Biddy Martin

June 14, 2011

AMHERST, Mass. — Carolyn Arthur “Biddy” Martin, the chancellor of the University of Wisconsin’s renowned flagship university in Madison and a former longtime professor and  provost at Cornell University, has been selected to be Amherst College’s 19th president, the school’s Board of Trustees announced today.

Martin will begin her tenure at the college this August and be introduced to the Amherst community on Thursday.

The Board of Trustees, advised by a search committee that included all segments of the Amherst College community, appointed Martin at the conclusion of an international search that began in October, when Anthony W. Marx announced he would assume the presidency of the New York Public Library after serving as Amherst’s president for eight years.

Jide Zeitlin, the chair of the college’s Board of Trustees as well as of the Presidential Search Committee, said that Martin’s formidable intellect and leadership experience made her the top choice in an extremely rich pool of candidates.

He added: “Martin is a seasoned leader with a deep understanding of issues ranging from attracting and retaining an extraordinary faculty, supporting and investing in a diverse student body, institutional governance, and some of the evolving ways that knowledge is delivered.”

“Amherst represents everything I value in higher education,” Martin said, “including the best possible education by a faculty known for outstanding research, a serious and lively intellectual community, and a commitment to opportunity and service.
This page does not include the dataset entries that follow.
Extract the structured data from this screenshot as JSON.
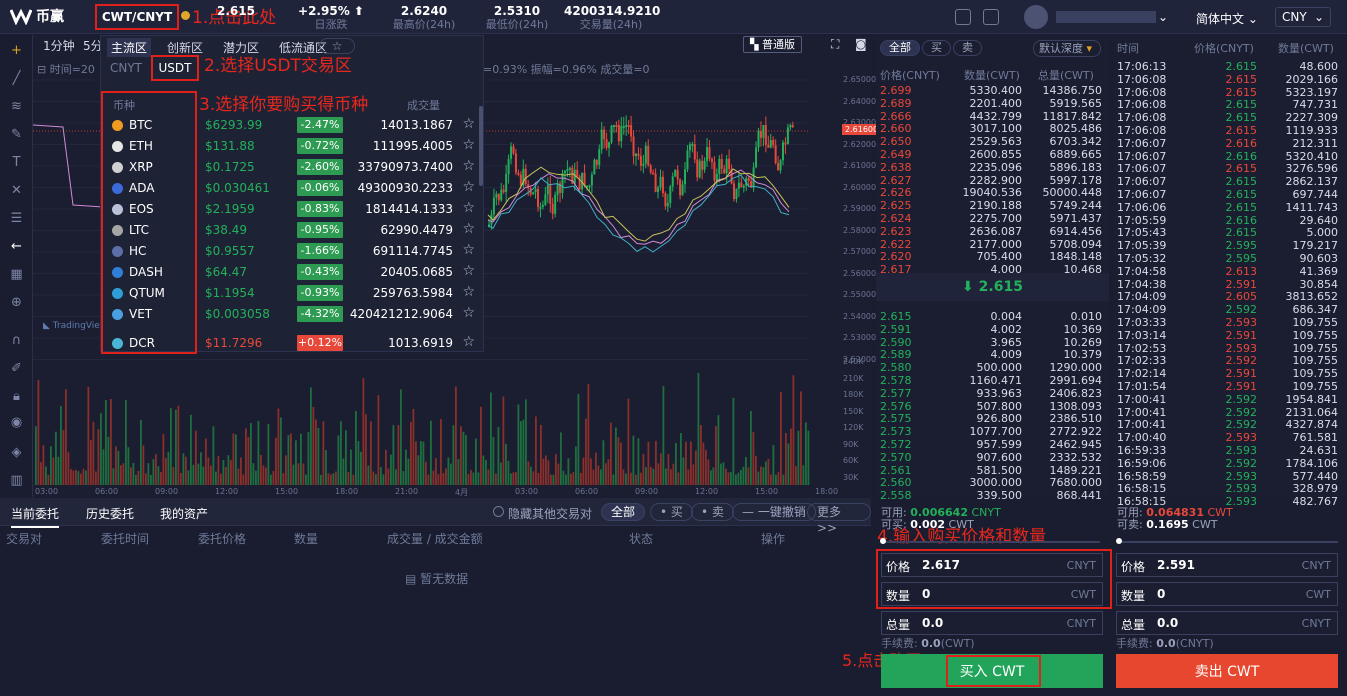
{
  "header": {
    "logo_text": "币赢",
    "pair": "CWT/CNYT",
    "last_price": "2.615",
    "change": "+2.95%",
    "change_label": "日涨跌",
    "high": "2.6240",
    "high_label": "最高价(24h)",
    "low": "2.5310",
    "low_label": "最低价(24h)",
    "volume": "4200314.9210",
    "volume_label": "交易量(24h)",
    "language": "简体中文",
    "currency": "CNY"
  },
  "annotations": {
    "step1": "1.点击此处",
    "step2": "2.选择USDT交易区",
    "step3": "3.选择你要购买得币种",
    "step4": "4.输入购买价格和数量",
    "step5": "5.点击购买"
  },
  "chart": {
    "timeframes": [
      "1分钟",
      "5分"
    ],
    "view_button": "普通版",
    "info_prefix": "时间=20",
    "ohlc_info": "=0.93%  振幅=0.96%  成交量=0",
    "current_price_tag": "2.61600",
    "price_axis": [
      "2.65000",
      "2.64000",
      "2.63000",
      "2.62000",
      "2.61000",
      "2.60000",
      "2.59000",
      "2.58000",
      "2.57000",
      "2.56000",
      "2.55000",
      "2.54000",
      "2.53000",
      "2.52000"
    ],
    "vol_axis": [
      "240K",
      "210K",
      "180K",
      "150K",
      "120K",
      "90K",
      "60K",
      "30K"
    ],
    "time_axis": [
      "03:00",
      "06:00",
      "09:00",
      "12:00",
      "15:00",
      "18:00",
      "21:00",
      "4月",
      "03:00",
      "06:00",
      "09:00",
      "12:00",
      "15:00",
      "18:00"
    ],
    "tv_logo": "TradingView"
  },
  "market": {
    "tabs": [
      "主流区",
      "创新区",
      "潜力区",
      "低流通区"
    ],
    "subtabs": [
      "CNYT",
      "USDT"
    ],
    "col_coin": "币种",
    "col_volume": "成交量",
    "rows": [
      {
        "name": "BTC",
        "price": "$6293.99",
        "change": "-2.47%",
        "volume": "14013.1867",
        "dir": "down",
        "color": "#f09a20"
      },
      {
        "name": "ETH",
        "price": "$131.88",
        "change": "-0.72%",
        "volume": "111995.4005",
        "dir": "down",
        "color": "#e6e6e6"
      },
      {
        "name": "XRP",
        "price": "$0.1725",
        "change": "-2.60%",
        "volume": "33790973.7400",
        "dir": "down",
        "color": "#d0d0d0"
      },
      {
        "name": "ADA",
        "price": "$0.030461",
        "change": "-0.06%",
        "volume": "49300930.2233",
        "dir": "down",
        "color": "#3a6bd8"
      },
      {
        "name": "EOS",
        "price": "$2.1959",
        "change": "-0.83%",
        "volume": "1814414.1333",
        "dir": "down",
        "color": "#b9c2d8"
      },
      {
        "name": "LTC",
        "price": "$38.49",
        "change": "-0.95%",
        "volume": "62990.4479",
        "dir": "down",
        "color": "#a6a6a6"
      },
      {
        "name": "HC",
        "price": "$0.9557",
        "change": "-1.66%",
        "volume": "691114.7745",
        "dir": "down",
        "color": "#5d6fa8"
      },
      {
        "name": "DASH",
        "price": "$64.47",
        "change": "-0.43%",
        "volume": "20405.0685",
        "dir": "down",
        "color": "#2f7fd6"
      },
      {
        "name": "QTUM",
        "price": "$1.1954",
        "change": "-0.93%",
        "volume": "259763.5984",
        "dir": "down",
        "color": "#2e9fd8"
      },
      {
        "name": "VET",
        "price": "$0.003058",
        "change": "-4.32%",
        "volume": "420421212.9064",
        "dir": "down",
        "color": "#4a9fe0"
      },
      {
        "name": "DCR",
        "price": "$11.7296",
        "change": "+0.12%",
        "volume": "1013.6919",
        "dir": "up",
        "color": "#4bb5d6"
      }
    ]
  },
  "bottom": {
    "tabs": [
      "当前委托",
      "历史委托",
      "我的资产"
    ],
    "hide_others": "隐藏其他交易对",
    "filters": [
      "全部",
      "买",
      "卖",
      "一键撤销",
      "更多>>"
    ],
    "columns": [
      "交易对",
      "委托时间",
      "委托价格",
      "数量",
      "成交量 / 成交金额",
      "状态",
      "操作"
    ],
    "no_data": "暂无数据"
  },
  "orderbook": {
    "tabs": [
      "全部",
      "买",
      "卖"
    ],
    "depth": "默认深度",
    "headers": [
      "价格(CNYT)",
      "数量(CWT)",
      "总量(CWT)"
    ],
    "asks": [
      [
        "2.699",
        "5330.400",
        "14386.750"
      ],
      [
        "2.689",
        "2201.400",
        "5919.565"
      ],
      [
        "2.666",
        "4432.799",
        "11817.842"
      ],
      [
        "2.660",
        "3017.100",
        "8025.486"
      ],
      [
        "2.650",
        "2529.563",
        "6703.342"
      ],
      [
        "2.649",
        "2600.855",
        "6889.665"
      ],
      [
        "2.638",
        "2235.096",
        "5896.183"
      ],
      [
        "2.627",
        "2282.900",
        "5997.178"
      ],
      [
        "2.626",
        "19040.536",
        "50000.448"
      ],
      [
        "2.625",
        "2190.188",
        "5749.244"
      ],
      [
        "2.624",
        "2275.700",
        "5971.437"
      ],
      [
        "2.623",
        "2636.087",
        "6914.456"
      ],
      [
        "2.622",
        "2177.000",
        "5708.094"
      ],
      [
        "2.620",
        "705.400",
        "1848.148"
      ],
      [
        "2.617",
        "4.000",
        "10.468"
      ]
    ],
    "mid": "2.615",
    "bids": [
      [
        "2.615",
        "0.004",
        "0.010"
      ],
      [
        "2.591",
        "4.002",
        "10.369"
      ],
      [
        "2.590",
        "3.965",
        "10.269"
      ],
      [
        "2.589",
        "4.009",
        "10.379"
      ],
      [
        "2.580",
        "500.000",
        "1290.000"
      ],
      [
        "2.578",
        "1160.471",
        "2991.694"
      ],
      [
        "2.577",
        "933.963",
        "2406.823"
      ],
      [
        "2.576",
        "507.800",
        "1308.093"
      ],
      [
        "2.575",
        "926.800",
        "2386.510"
      ],
      [
        "2.573",
        "1077.700",
        "2772.922"
      ],
      [
        "2.572",
        "957.599",
        "2462.945"
      ],
      [
        "2.570",
        "907.600",
        "2332.532"
      ],
      [
        "2.561",
        "581.500",
        "1489.221"
      ],
      [
        "2.560",
        "3000.000",
        "7680.000"
      ],
      [
        "2.558",
        "339.500",
        "868.441"
      ]
    ]
  },
  "trades": {
    "headers": [
      "时间",
      "价格(CNYT)",
      "数量(CWT)"
    ],
    "rows": [
      [
        "17:06:13",
        "2.615",
        "48.600",
        "g"
      ],
      [
        "17:06:08",
        "2.615",
        "2029.166",
        "r"
      ],
      [
        "17:06:08",
        "2.615",
        "5323.197",
        "r"
      ],
      [
        "17:06:08",
        "2.615",
        "747.731",
        "g"
      ],
      [
        "17:06:08",
        "2.615",
        "2227.309",
        "g"
      ],
      [
        "17:06:08",
        "2.615",
        "1119.933",
        "r"
      ],
      [
        "17:06:07",
        "2.616",
        "212.311",
        "r"
      ],
      [
        "17:06:07",
        "2.616",
        "5320.410",
        "g"
      ],
      [
        "17:06:07",
        "2.615",
        "3276.596",
        "r"
      ],
      [
        "17:06:07",
        "2.615",
        "2862.137",
        "g"
      ],
      [
        "17:06:07",
        "2.615",
        "697.744",
        "g"
      ],
      [
        "17:06:06",
        "2.615",
        "1411.743",
        "g"
      ],
      [
        "17:05:59",
        "2.616",
        "29.640",
        "g"
      ],
      [
        "17:05:43",
        "2.615",
        "5.000",
        "g"
      ],
      [
        "17:05:39",
        "2.595",
        "179.217",
        "g"
      ],
      [
        "17:05:32",
        "2.595",
        "90.603",
        "g"
      ],
      [
        "17:04:58",
        "2.613",
        "41.369",
        "r"
      ],
      [
        "17:04:38",
        "2.591",
        "30.854",
        "r"
      ],
      [
        "17:04:09",
        "2.605",
        "3813.652",
        "r"
      ],
      [
        "17:04:09",
        "2.592",
        "686.347",
        "g"
      ],
      [
        "17:03:33",
        "2.593",
        "109.755",
        "r"
      ],
      [
        "17:03:14",
        "2.591",
        "109.755",
        "r"
      ],
      [
        "17:02:53",
        "2.593",
        "109.755",
        "r"
      ],
      [
        "17:02:33",
        "2.592",
        "109.755",
        "r"
      ],
      [
        "17:02:14",
        "2.591",
        "109.755",
        "r"
      ],
      [
        "17:01:54",
        "2.591",
        "109.755",
        "r"
      ],
      [
        "17:00:41",
        "2.592",
        "1954.841",
        "g"
      ],
      [
        "17:00:41",
        "2.592",
        "2131.064",
        "g"
      ],
      [
        "17:00:41",
        "2.592",
        "4327.874",
        "g"
      ],
      [
        "17:00:40",
        "2.593",
        "761.581",
        "r"
      ],
      [
        "16:59:33",
        "2.593",
        "24.631",
        "g"
      ],
      [
        "16:59:06",
        "2.592",
        "1784.106",
        "g"
      ],
      [
        "16:58:59",
        "2.593",
        "577.440",
        "g"
      ],
      [
        "16:58:15",
        "2.593",
        "328.979",
        "g"
      ],
      [
        "16:58:15",
        "2.593",
        "482.767",
        "g"
      ]
    ]
  },
  "buy_form": {
    "available_label": "可用:",
    "available_value": "0.006642",
    "available_unit": "CNYT",
    "can_buy_label": "可买:",
    "can_buy_value": "0.002",
    "can_buy_unit": "CWT",
    "price_label": "价格",
    "price_value": "2.617",
    "price_unit": "CNYT",
    "qty_label": "数量",
    "qty_value": "0",
    "qty_unit": "CWT",
    "total_label": "总量",
    "total_value": "0.0",
    "total_unit": "CNYT",
    "fee_label": "手续费:",
    "fee_value": "0.0",
    "fee_unit": "(CWT)",
    "button": "买入 CWT"
  },
  "sell_form": {
    "available_label": "可用:",
    "available_value": "0.064831",
    "available_unit": "CWT",
    "can_sell_label": "可卖:",
    "can_sell_value": "0.1695",
    "can_sell_unit": "CWT",
    "price_label": "价格",
    "price_value": "2.591",
    "price_unit": "CNYT",
    "qty_label": "数量",
    "qty_value": "0",
    "qty_unit": "CWT",
    "total_label": "总量",
    "total_value": "0.0",
    "total_unit": "CNYT",
    "fee_label": "手续费:",
    "fee_value": "0.0",
    "fee_unit": "(CNYT)",
    "button": "卖出 CWT"
  },
  "colors": {
    "up": "#e8483a",
    "down": "#22b15a",
    "bg": "#1a1d2f",
    "annotation": "#e0201b"
  }
}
Amherst’s leadership has worked hard to increase the socioeconomic, racial and ethnic diversity of the campus to an extent rarely seen elsewhere—something I personally hold dear. What amazes me is that Amherst has maintained this commitment to diversity in the face of extraordinarily difficult circumstances economically. I know that we can take even greater advantage of the diversity that the college has now succeeded in establishing.”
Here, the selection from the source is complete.